Tudo isso me preocupa sobremaneira, pois violenta a santidade da vida, perverte os valores corretos e transforma o ser humano em matéria-prima, D'us nos livre. Haveria, certamente, conseqüências nefastas para a humanidade porque a desvalorização da vida humana sempre acarreta violência, guerras, conflitos, etc. Sem falar do perigo da proliferação descontrolada de células-tronco portadoras de doenças contagiosas, o que poderia provocar verdadeiras tragédias.

Morashá: Então qual seria sua recomendação acerca das pesquisas com células-tronco?

Rabino D. Weitman: O judaísmo, obviamente, não pode proibir às pessoas decentes aquilo que é permitido, por culpa de indivíduos mal-intencionados. Mas, a fim de evitar as armadilhas acima citadas, já que se trata de um tema global que envolve, indubitavelmente, toda a raça humana, carecemos de uma resposta global. Por essa razão, as pesquisas genéticas necessitam regulamentação internacional, principalmente porque ficou óbvio, nas últimas décadas, que todo aquele que não obteve tratamento em determinado país, buscou-o em outro.

A fim de prevenir todos os problemas que mencionamos, precisamos de instituições oficiais que regulamentem tais pesquisas, com regras elaboradas em conjunto por governos, profissionais e representantes da palavra Divina, da ética e da moral, como já vem ocorrendo em alguns países. Porque sem valores morais, a medicina e a pesquisa podem tornar-se extremamente prejudiciais ao homem.

Creio que o exemplo do presidente norte-americano George Bush, que restringiu o uso de dinheiro público federal americano no financiamento da destruição de embriões humanos, é importante e deve ser emulado. É preciso estabelecer normas claras, e que os pesquisadores aceitem limitações. Cito, a propósito, o renomado cientista sul-coreano Woo Sok Hwang, que recentemente obteve algum sucesso em células-tronco, e que, mesmo assim, afirma categoricamente: "Clonar um ser humano é tolice. Não é ético ou seguro, de forma alguma, além de tecnicamente impossível."

Talvez o mais importante seja ter a coragem para proclamar que nem tudo o que a tecnologia nos permite fazer deve ser feito, principalmente em razão de nossa responsabilidade pelas futuras gerações, que serão afetadas por aquilo que hoje realizarmos.

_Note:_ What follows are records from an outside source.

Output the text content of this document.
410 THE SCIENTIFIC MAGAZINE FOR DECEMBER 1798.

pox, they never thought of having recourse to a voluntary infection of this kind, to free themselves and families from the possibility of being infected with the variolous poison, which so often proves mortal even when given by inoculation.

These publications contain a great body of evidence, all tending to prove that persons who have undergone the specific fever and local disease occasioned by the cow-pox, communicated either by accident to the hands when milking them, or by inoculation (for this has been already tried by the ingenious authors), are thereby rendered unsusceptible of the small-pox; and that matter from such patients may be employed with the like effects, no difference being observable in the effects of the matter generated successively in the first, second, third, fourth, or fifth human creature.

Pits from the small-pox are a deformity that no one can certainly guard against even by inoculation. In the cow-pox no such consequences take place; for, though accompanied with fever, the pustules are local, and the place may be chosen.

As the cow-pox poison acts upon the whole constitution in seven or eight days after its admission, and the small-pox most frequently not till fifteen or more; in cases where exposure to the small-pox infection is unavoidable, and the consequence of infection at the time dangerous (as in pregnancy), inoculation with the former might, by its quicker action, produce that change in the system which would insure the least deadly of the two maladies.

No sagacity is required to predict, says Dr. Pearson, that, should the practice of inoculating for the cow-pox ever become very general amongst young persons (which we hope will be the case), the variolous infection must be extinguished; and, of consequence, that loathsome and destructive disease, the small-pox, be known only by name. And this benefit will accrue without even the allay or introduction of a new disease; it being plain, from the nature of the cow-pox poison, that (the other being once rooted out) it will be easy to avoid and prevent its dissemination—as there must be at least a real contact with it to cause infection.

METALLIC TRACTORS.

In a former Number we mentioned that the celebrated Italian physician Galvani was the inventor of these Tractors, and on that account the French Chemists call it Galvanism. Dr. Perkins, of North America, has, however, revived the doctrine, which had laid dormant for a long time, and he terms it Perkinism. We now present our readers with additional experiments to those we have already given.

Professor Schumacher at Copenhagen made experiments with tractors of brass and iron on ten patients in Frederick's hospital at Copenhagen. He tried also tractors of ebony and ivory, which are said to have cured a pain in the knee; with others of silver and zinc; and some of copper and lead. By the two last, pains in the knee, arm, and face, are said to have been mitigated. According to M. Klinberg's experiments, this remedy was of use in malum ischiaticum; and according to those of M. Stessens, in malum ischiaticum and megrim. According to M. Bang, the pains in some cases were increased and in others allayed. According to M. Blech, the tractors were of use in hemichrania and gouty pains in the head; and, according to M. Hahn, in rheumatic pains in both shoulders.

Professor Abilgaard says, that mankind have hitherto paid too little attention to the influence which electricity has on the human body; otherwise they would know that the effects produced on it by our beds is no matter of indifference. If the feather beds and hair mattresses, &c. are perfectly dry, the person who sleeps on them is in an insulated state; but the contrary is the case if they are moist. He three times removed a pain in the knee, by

1. 1. Para um melhor entendimento, aconselhamos a leitura da entrevista do Rabino, "Clonagem Humana". Vide Morashá no 33, junho de 2001.

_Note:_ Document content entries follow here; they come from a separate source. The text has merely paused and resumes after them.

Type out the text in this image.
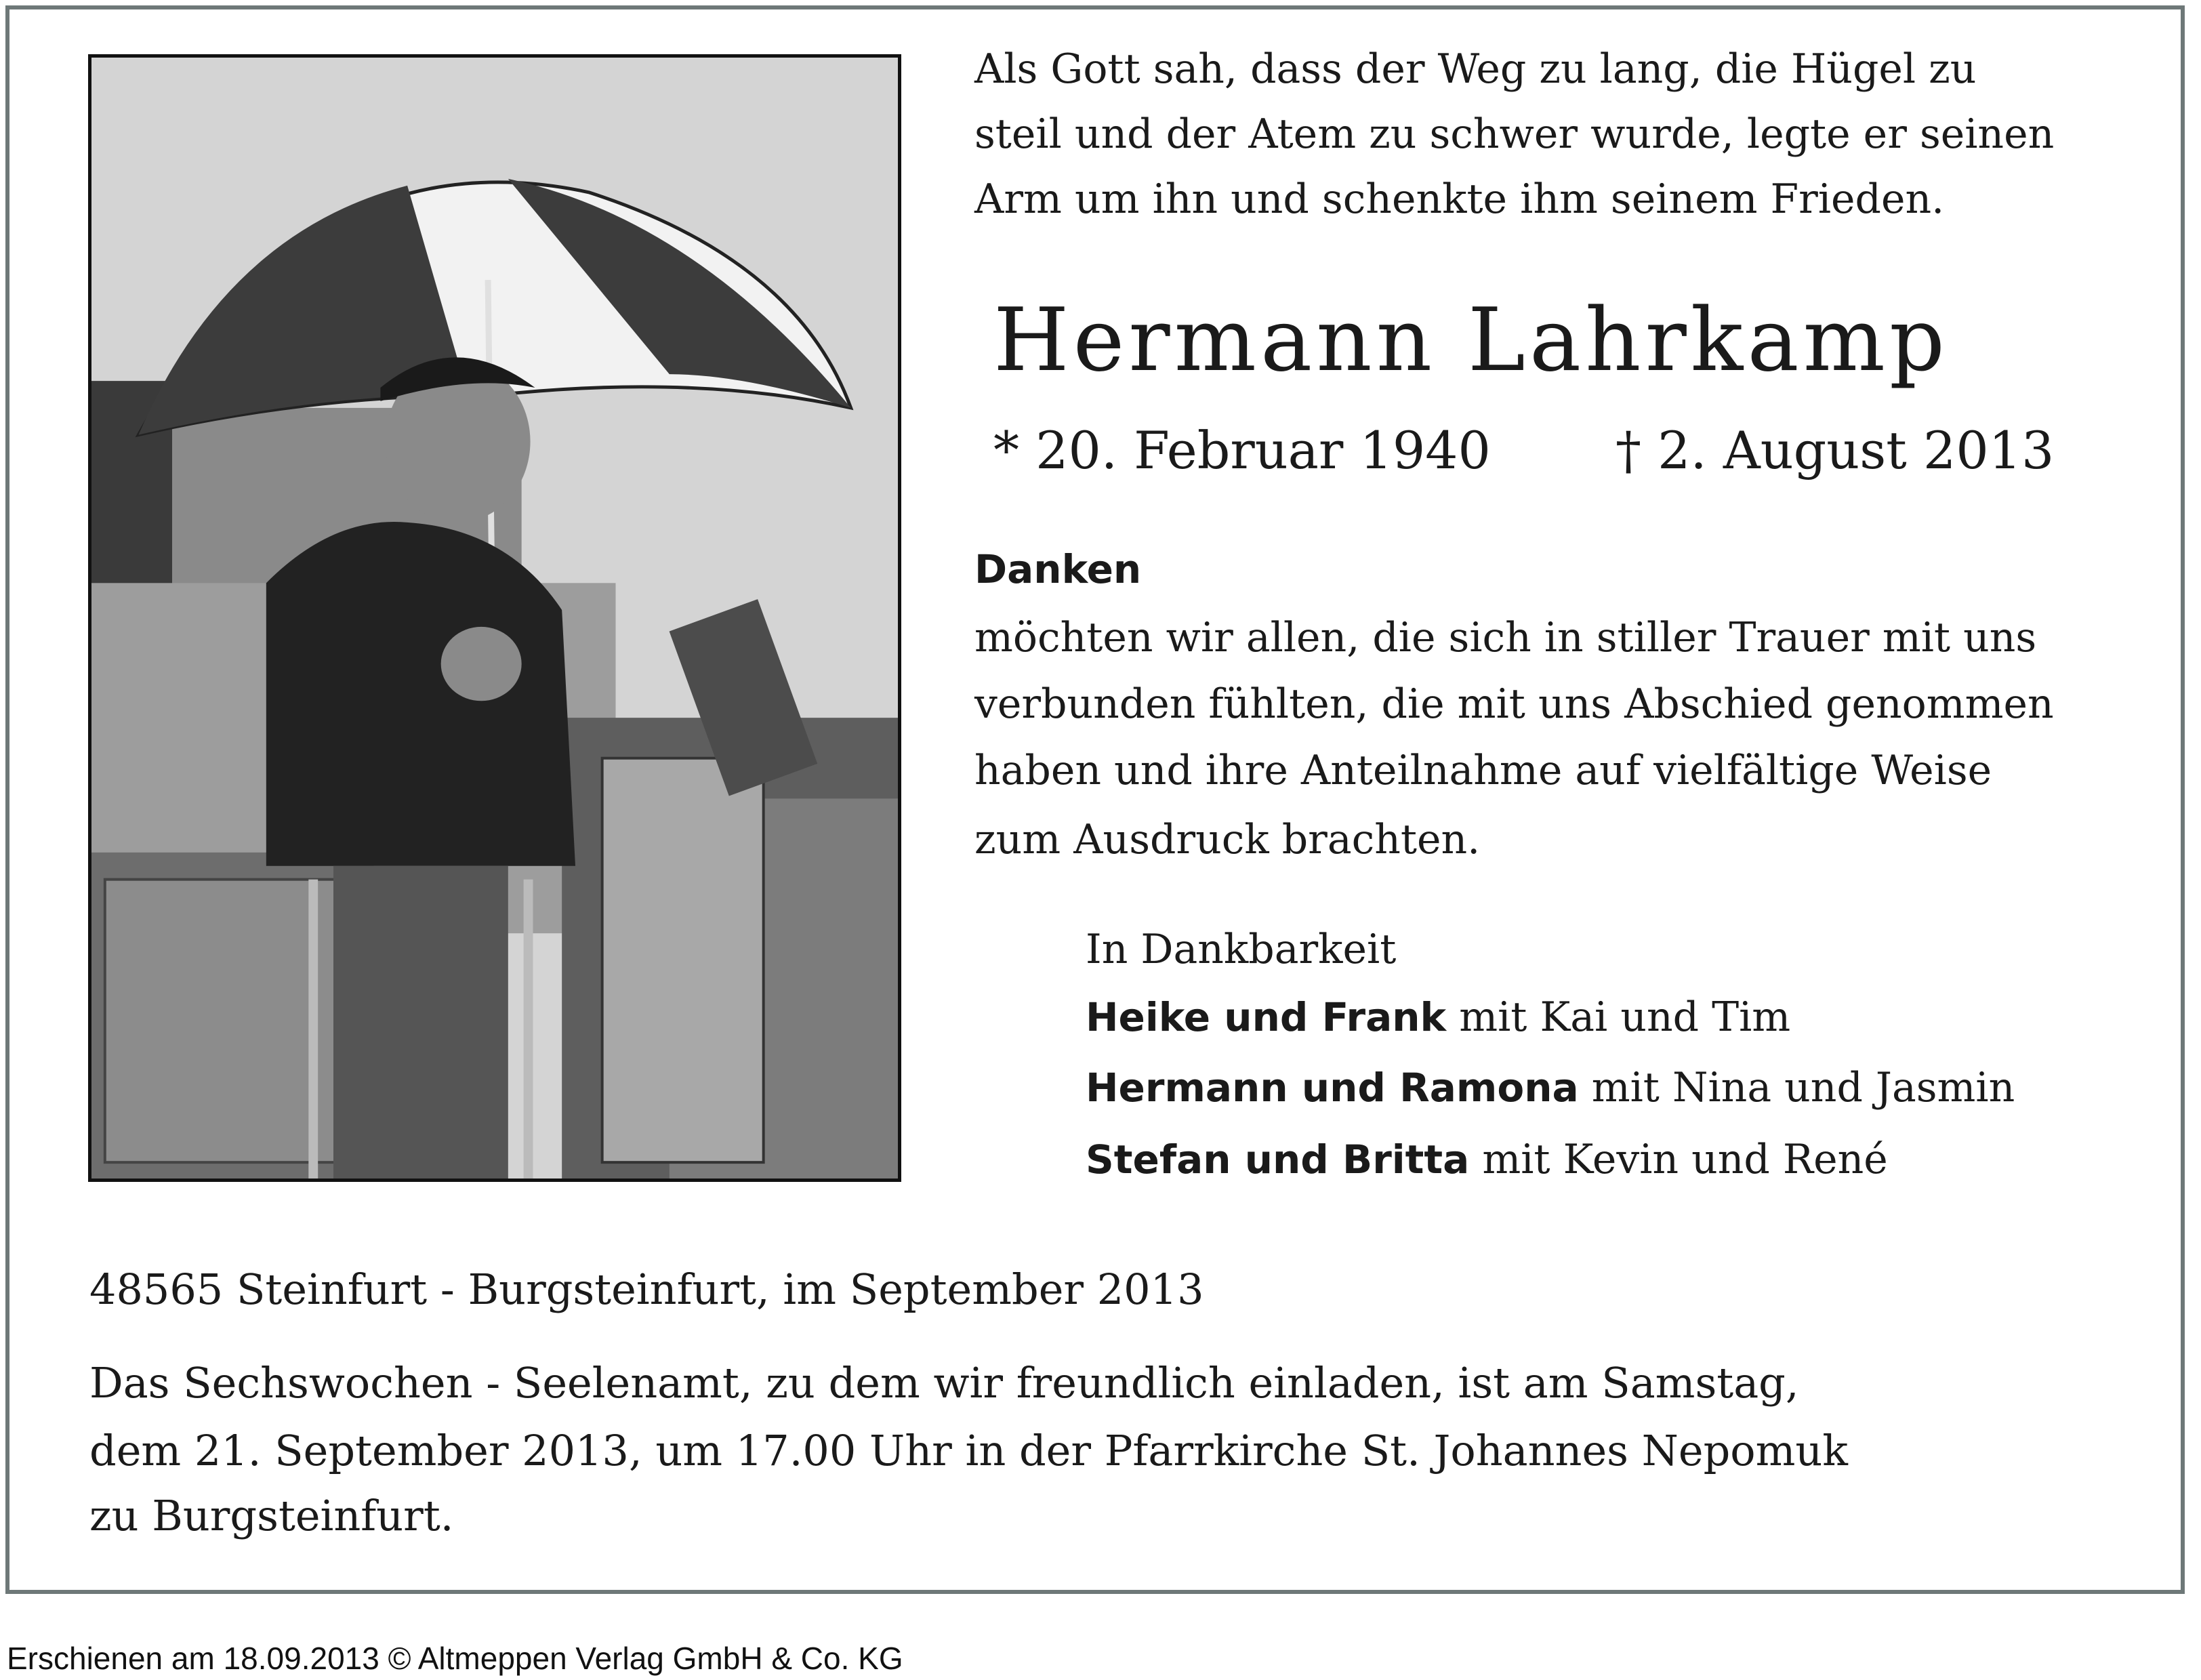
Als Gott sah, dass der Weg zu lang, die Hügel zu
steil und der Atem zu schwer wurde, legte er seinen
Arm um ihn und schenkte ihm seinem Frieden.
Hermann Lahrkamp
* 20. Februar 1940 † 2. August 2013
Danken
möchten wir allen, die sich in stiller Trauer mit uns
verbunden fühlten, die mit uns Abschied genommen
haben und ihre Anteilnahme auf vielfältige Weise
zum Ausdruck brachten.
In Dankbarkeit
Heike und Frank mit Kai und Tim
Hermann und Ramona mit Nina und Jasmin
Stefan und Britta mit Kevin und René
48565 Steinfurt - Burgsteinfurt, im September 2013
Das Sechswochen - Seelenamt, zu dem wir freundlich einladen, ist am Samstag,
dem 21. September 2013, um 17.00 Uhr in der Pfarrkirche St. Johannes Nepomuk
zu Burgsteinfurt.
Erschienen am 18.09.2013 © Altmeppen Verlag GmbH & Co. KG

Rabino Y. David Weitman, originário da Bélgica, freqüentou academias talmúdicas em Israel, França e Nova York. Graduou-se juiz de corte rabínica em 1979, ano em que se fixou no Brasil. Em 1990 fundou o Centro Judaico Chabad Morumbi e dois anos depois estabeleceu a Institução Beneficente Israelita Ten Yad, dedicada ao combate à fome e ao resgate da dignidade de pessoas carentes. Reconhecido articulista e palestrante sobre pensamento judaico, misticismo e temas contemporâneos. Rabino Y. David Weitman é o autor de "Bandeirantes Espirituais do Brasil" que descreve a contribuição judaica no Brasil colonial e atua como rabino na Sinagoga Beit Yaacov da Congregação e Beneficência Sefardi Paulista, situada na região de Higienópolis. Professor dinâmico, transmite conceitos tão antigos quanto profundos em uma linguagem clara e acessível, logrando que a autêntica mensagem milenar judaica chegue intacta aos corações de suas audiências.